Station operations director Neil Lonie and technical director Paul Crawford
The story of how Dundee Satellite Station Ltd. rose from the ashes of the Dundee Satellite Receiving Station is one of ingenuity and tenacity, particularly considering the pandemic. Having made the decision to proceed, the team were able to commence commercial operations in the opening months of 2021 (the first imagery was received by the 3.7m antenna in September 2020). Fiber has since been laid to keep the satellite data flowing.
The decision to host the quantum Optical Ground Station (OGS) at Errol is further testament to the effort that has gone into the resurrection of the facility.
The system will consist of a quantum signal transmitter payload on a satellite and a quantum signal receiver attached to the OGS on the ground. A reflective 70cm telescope will be used to track the Low Earth Orbit satellite with high precision. Quantum secure communications (another weapon in the armory against cyber attacks) usually run along terrestrial fiber links, but are limited by distance. The hope is that the use of satellites will allow quantum communications to be sent securely all over the world.
The project is a joint venture between Dundee Satellite Station Ltd. and researchers at Heriot-Watt University. The Errol site, located on the bank of the River Tay, benefited from excellent sight lines and low light pollution. Having visited, we’ll have to take the researchers word for cloud cover.
There are four antennas erected so far; 3.7-meter and 2.4-meter tracking antennas and a further two 2.8-meter antennas. Upgrades, the refurbishment of a another 2.8m antenna and a pair of geostationary antenna are in the pipeline, and now the OGS telescope. Reception and transmission in VHF, UHF, L-band, S-band, X-band, Ku-band, and the ground station support options are also on tap, and also handy for Scotland’s burgeoning vertical launch industry as well as satellite tracking.
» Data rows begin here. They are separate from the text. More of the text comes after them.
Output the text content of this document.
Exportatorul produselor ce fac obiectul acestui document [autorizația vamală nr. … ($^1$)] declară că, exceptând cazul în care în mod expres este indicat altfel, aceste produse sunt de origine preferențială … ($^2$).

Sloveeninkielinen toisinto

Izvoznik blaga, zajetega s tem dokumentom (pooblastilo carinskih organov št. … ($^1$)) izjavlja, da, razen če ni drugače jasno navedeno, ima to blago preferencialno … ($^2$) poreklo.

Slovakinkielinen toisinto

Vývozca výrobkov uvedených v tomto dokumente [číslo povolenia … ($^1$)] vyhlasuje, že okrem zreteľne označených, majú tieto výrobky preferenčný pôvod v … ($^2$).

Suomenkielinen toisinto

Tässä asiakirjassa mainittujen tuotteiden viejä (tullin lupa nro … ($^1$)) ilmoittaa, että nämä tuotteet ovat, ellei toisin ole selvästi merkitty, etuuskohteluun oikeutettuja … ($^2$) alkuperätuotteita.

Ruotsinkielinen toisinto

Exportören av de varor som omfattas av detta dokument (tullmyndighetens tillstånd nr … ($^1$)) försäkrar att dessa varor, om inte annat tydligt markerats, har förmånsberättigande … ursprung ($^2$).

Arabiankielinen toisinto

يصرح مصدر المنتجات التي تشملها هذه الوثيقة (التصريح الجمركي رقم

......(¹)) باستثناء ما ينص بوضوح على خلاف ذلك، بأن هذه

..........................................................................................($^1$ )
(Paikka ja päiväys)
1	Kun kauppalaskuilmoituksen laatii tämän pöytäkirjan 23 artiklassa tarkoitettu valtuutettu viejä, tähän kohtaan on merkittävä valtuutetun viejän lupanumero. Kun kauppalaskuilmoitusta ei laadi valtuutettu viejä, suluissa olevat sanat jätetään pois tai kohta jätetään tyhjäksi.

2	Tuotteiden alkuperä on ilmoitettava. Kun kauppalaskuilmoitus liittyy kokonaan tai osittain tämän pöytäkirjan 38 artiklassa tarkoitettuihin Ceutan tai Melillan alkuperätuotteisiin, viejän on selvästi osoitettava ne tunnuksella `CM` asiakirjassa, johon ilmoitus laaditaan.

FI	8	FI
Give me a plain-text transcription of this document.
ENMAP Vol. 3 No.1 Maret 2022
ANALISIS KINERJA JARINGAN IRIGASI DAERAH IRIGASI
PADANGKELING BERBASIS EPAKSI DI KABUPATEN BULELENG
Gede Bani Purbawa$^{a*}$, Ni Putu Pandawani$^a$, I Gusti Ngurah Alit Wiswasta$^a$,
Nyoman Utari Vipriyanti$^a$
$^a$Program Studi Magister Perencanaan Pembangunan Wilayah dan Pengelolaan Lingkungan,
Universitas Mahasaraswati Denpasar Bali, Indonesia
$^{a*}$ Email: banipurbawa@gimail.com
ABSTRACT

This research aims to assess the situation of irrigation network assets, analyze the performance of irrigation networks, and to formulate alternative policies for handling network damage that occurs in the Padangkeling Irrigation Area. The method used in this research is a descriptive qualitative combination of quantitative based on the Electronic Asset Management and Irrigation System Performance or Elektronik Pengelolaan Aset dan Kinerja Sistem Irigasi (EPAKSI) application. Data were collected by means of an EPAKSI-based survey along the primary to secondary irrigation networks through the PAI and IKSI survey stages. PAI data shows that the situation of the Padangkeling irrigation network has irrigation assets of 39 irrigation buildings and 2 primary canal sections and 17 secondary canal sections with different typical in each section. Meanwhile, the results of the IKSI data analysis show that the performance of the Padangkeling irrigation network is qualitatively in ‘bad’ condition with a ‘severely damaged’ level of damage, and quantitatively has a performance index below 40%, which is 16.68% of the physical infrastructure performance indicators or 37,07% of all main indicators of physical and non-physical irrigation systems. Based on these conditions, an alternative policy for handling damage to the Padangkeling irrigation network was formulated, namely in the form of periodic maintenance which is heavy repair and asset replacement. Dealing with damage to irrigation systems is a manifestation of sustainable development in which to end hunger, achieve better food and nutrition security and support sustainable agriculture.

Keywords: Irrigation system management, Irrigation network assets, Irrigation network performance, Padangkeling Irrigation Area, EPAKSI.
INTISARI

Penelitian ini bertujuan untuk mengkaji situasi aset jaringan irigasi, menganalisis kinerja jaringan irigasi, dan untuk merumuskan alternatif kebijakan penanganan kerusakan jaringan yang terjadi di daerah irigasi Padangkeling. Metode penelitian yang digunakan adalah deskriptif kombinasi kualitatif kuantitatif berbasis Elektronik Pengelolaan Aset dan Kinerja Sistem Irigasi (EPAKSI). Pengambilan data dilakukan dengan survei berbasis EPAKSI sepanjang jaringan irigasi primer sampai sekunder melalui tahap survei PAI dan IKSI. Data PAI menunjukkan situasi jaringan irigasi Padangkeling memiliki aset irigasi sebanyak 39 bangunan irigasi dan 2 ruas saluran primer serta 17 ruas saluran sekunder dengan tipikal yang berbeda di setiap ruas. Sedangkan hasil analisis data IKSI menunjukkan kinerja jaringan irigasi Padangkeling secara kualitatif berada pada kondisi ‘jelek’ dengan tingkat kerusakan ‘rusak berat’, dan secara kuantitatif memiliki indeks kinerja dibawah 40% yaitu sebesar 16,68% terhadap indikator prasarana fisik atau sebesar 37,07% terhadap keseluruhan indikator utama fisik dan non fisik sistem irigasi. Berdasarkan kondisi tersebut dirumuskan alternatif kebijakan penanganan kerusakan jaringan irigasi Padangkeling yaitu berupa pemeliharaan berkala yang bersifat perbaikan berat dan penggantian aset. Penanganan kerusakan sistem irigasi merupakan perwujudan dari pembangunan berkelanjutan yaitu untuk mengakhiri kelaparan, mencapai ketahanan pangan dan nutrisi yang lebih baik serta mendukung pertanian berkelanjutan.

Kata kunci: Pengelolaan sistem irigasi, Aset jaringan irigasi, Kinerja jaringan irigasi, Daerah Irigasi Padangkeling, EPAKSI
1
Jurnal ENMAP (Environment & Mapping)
Going forwards, there are plans afoot for an additional site and power backups beyond UPS units. While the site can be mostly remotely managed, the size of the team means round-the-clock coverage is tricky and depends on the needs of customers. “The goal is to have enough staff that we can actually do 24-hour support,” technical director Paul Crawford told us.
All of which require commercial contracts and revenues. The Dundee Satellite Station has been quietly notching up customers during its first year and a half of operations, and the OGS project is a further demonstration of the determination of a team unwilling to be parted from their antennas.